The argument against this is that there simply isn’t the money or resources to direct towards changing the way we live, or that by increasing the standards for the rest would hurt our own people. Ignoring the out-and-out parochialism and self-interest of this, is this true? Well, in some ways it is. But according to figures in the book, even small changes on our part could do much to make dramatic increases in the standards of living of the rest of the world. $18 billion was spent on cosmetics in 2003, where as reproductive health care for every woman in the world would have only cost $12 billion. Eliminating hunger and malnutrition would have cost $19 billion – weigh that against the $17 billion we in Europe and the US spent on pet food. Overall, domestic consumption expenditure increased by nearly $20 billion in just a decade up to 2005. The spread and widening of the personal electronics market is a large contributor to this, but are we really saying that the basis of our happiness is electronic gadgets? I’m not immune to this, God knows, but we are in a time where the planet cannot support our consumption, where the toxins necessary for our consumption are taking us to the brink of chaos and where the majority of the world are suffering because of it. And people who suffer needlessly for long enough will not carry on doing that.
It’s not all doom. Leonard proposes various solutions to many of these problems, ranging variously from political solutions, social solutions and industrial solutions. The field of bio-plastics is fast emerging. The $85 billion being directed to fund tar-sands oil (identified as by far the worst form of oil) could be directed to many different forms of alternative energy sources. Instead of allowing businesses to externalize the costs of the damage their actions cause, they should be held responsible. This would drive up the prices of many consumer items, but numerous studies have shown that once people have met a certain standard of living, people’s happiness does not increase proportionally to wealth or possessions.
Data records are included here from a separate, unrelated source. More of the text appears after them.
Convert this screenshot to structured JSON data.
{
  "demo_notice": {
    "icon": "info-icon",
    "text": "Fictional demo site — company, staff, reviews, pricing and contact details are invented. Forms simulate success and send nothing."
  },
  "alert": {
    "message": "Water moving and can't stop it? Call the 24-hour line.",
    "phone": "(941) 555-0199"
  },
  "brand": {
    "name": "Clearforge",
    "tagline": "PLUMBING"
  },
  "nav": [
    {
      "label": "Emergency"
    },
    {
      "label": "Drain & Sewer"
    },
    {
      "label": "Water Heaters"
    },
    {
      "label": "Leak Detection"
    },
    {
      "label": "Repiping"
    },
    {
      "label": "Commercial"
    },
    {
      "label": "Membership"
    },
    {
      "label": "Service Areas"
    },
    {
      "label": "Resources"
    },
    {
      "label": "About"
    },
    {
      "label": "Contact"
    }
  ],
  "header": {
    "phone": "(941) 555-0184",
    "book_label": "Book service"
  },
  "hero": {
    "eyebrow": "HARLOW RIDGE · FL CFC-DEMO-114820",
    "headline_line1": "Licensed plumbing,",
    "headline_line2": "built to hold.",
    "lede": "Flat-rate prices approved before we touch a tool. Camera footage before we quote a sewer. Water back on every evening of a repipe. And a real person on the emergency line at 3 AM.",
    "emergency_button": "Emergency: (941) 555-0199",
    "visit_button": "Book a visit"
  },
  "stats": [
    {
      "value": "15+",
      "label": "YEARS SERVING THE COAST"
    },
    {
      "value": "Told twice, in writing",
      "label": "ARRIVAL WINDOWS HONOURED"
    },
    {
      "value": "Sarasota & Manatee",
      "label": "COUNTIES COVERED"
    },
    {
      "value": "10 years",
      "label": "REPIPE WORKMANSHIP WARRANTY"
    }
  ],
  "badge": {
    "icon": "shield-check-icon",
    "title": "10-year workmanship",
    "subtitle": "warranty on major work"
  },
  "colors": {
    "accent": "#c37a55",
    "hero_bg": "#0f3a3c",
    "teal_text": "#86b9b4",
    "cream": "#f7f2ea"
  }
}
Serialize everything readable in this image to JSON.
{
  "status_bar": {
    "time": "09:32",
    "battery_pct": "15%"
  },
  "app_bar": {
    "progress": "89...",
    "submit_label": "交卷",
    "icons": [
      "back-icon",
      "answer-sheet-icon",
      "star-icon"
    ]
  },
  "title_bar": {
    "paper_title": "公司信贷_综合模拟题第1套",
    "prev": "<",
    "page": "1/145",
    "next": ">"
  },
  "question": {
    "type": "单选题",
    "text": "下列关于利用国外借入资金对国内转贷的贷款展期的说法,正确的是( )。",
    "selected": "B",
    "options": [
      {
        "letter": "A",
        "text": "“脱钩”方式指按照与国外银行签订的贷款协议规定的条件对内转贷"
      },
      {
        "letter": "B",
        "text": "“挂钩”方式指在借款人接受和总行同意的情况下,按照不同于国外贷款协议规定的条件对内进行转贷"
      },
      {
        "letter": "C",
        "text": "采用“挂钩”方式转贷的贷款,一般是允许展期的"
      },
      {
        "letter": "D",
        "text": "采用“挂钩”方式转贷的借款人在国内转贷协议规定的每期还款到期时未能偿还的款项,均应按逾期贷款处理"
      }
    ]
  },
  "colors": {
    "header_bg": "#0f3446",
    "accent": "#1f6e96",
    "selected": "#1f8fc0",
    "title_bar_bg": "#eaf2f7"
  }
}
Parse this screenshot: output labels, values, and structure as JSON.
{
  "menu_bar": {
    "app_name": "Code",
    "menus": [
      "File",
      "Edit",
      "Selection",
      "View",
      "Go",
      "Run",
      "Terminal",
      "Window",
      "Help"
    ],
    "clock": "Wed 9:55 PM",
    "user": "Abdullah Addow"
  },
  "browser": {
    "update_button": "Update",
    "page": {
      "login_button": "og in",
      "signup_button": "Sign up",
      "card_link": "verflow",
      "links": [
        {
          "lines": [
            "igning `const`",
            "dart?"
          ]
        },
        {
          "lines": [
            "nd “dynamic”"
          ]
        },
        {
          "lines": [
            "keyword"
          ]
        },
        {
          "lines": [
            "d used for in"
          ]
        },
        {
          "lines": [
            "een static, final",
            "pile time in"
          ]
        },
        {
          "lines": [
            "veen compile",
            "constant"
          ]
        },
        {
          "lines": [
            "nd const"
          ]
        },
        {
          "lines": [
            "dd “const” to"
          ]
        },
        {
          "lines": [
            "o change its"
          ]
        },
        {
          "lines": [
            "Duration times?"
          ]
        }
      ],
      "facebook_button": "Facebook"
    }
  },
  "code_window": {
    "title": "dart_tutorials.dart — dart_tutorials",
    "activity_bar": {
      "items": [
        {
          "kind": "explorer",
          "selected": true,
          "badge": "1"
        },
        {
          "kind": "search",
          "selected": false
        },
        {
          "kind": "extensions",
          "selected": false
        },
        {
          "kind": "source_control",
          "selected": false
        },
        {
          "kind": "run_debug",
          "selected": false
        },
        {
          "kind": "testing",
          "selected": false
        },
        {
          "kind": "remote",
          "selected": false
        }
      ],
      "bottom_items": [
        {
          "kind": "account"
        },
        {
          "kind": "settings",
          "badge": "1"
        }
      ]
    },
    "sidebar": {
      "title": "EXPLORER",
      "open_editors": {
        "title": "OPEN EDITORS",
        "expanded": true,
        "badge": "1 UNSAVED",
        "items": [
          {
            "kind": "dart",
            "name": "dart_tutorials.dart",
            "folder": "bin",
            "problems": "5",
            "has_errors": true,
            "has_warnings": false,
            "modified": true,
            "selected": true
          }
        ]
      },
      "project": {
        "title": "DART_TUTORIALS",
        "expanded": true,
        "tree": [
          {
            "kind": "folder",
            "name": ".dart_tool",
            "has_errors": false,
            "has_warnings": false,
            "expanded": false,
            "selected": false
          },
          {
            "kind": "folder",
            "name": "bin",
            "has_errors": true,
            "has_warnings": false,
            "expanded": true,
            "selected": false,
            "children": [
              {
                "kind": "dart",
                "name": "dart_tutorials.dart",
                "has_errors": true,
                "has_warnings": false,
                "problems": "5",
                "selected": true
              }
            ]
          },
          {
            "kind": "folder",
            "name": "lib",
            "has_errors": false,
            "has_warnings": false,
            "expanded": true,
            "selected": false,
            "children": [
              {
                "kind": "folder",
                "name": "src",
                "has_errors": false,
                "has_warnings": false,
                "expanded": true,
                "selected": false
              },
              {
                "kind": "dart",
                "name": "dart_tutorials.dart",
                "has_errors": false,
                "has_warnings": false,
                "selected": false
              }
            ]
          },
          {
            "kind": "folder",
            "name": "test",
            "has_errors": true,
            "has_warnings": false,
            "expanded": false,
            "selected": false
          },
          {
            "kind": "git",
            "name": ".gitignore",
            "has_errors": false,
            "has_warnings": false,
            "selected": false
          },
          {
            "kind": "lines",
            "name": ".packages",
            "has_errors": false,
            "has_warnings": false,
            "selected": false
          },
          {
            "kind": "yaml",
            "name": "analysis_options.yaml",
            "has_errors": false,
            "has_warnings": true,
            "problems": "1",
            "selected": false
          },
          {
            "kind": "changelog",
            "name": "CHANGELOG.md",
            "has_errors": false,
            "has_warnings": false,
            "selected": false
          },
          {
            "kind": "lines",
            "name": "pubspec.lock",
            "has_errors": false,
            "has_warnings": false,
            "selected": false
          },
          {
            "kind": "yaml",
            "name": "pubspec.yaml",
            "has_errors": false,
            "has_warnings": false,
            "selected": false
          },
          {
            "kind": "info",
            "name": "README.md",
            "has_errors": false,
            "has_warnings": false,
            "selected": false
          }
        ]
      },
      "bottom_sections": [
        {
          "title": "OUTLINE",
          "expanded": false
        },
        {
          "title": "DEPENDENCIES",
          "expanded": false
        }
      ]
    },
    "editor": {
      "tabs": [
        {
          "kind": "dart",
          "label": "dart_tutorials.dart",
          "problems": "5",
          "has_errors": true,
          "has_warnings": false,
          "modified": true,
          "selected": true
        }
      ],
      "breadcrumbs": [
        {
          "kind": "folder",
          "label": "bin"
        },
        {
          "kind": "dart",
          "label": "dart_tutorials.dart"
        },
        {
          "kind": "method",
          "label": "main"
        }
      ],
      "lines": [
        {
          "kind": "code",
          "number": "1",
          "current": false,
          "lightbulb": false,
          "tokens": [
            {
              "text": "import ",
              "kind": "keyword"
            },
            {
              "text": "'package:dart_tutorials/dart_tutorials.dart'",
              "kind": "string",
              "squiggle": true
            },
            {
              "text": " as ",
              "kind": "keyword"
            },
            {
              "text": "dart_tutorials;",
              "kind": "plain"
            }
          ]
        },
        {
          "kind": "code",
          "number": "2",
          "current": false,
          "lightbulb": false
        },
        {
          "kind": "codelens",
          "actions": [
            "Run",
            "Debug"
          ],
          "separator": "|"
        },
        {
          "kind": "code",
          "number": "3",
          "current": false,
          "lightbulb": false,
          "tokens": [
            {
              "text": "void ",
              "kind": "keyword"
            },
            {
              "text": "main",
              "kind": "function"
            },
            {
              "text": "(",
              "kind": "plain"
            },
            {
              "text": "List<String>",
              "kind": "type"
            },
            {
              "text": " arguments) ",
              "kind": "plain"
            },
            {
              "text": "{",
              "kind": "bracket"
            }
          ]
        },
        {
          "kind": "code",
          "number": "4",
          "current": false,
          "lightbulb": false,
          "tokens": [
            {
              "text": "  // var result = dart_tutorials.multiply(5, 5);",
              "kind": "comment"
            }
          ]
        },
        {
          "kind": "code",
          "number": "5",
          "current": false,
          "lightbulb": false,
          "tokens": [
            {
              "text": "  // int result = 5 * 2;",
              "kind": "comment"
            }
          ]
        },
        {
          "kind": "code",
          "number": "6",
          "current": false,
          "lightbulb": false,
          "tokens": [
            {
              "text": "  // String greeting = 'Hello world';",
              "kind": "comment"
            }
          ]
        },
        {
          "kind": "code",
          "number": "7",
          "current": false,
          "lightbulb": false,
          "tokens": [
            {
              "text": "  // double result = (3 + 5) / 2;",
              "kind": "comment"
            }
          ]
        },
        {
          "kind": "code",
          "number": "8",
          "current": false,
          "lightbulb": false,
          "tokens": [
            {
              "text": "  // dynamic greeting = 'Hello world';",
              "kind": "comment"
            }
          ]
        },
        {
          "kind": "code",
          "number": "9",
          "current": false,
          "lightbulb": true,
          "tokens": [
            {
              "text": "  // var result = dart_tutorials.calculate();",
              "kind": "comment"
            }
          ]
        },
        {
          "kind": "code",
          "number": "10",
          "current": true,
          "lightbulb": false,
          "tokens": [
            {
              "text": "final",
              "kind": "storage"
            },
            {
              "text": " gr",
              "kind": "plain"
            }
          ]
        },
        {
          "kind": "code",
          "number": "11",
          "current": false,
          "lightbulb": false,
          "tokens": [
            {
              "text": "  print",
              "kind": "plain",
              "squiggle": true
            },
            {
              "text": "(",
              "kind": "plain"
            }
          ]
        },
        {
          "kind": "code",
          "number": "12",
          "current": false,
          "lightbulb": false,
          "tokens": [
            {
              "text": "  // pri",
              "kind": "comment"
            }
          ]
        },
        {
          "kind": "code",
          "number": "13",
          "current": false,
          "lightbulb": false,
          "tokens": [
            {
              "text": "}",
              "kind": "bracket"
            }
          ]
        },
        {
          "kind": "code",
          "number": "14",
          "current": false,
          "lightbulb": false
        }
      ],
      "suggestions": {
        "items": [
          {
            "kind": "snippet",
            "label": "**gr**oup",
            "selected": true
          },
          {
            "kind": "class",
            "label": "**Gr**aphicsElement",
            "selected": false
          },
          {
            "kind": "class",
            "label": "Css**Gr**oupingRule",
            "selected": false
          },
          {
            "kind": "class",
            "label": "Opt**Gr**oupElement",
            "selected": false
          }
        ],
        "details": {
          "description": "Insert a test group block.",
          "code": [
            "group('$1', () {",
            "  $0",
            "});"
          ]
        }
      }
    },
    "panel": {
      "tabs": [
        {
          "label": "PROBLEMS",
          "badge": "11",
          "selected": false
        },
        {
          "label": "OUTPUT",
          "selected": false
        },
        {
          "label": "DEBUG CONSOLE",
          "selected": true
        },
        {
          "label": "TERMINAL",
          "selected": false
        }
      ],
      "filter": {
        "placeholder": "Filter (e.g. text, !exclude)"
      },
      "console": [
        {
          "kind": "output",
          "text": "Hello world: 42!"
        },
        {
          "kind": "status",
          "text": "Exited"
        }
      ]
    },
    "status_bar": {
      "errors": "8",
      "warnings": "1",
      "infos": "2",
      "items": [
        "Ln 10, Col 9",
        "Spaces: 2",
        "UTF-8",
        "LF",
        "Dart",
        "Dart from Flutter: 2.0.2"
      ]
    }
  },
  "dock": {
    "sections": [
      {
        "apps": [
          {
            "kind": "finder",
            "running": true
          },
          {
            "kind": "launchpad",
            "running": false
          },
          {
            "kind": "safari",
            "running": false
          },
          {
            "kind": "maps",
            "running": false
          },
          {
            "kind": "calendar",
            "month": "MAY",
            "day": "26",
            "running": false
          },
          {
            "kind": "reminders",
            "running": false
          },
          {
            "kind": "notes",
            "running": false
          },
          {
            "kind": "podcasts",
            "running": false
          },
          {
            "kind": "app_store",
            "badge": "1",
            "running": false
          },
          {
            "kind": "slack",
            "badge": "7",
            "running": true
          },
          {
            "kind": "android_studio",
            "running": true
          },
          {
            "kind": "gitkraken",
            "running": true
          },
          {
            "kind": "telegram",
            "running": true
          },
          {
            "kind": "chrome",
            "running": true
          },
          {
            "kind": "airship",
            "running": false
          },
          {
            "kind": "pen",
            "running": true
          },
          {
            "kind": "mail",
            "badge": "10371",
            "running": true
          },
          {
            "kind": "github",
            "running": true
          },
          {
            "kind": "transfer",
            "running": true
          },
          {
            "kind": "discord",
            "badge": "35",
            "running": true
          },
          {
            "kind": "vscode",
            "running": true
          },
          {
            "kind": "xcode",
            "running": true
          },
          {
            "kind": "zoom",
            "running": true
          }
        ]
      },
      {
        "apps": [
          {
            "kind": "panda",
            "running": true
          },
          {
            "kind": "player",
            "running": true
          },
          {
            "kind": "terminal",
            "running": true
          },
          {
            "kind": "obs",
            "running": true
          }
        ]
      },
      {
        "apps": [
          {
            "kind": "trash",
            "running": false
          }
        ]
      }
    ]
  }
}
Happiness and consumption have been linked by an endless exposure to adverts that make use of psychology to make us believe that this is so, when it isn’t.
Ultimately, the path forward does not rely on us choosing to become more ethical consumers, but to accept that consumption does not make us happy. Happiness comes from a sense of safety and well-being and social interaction. The question is not “What should I buy instead?”, but “Why do I feel compelled to buy this?”. Capitalism is right – the market will decide what path we take, but the mistake we have made is to think that the market is the dog and we are the tail. By making the decision to settle for what we think of as less, we will find much, much more waiting for us.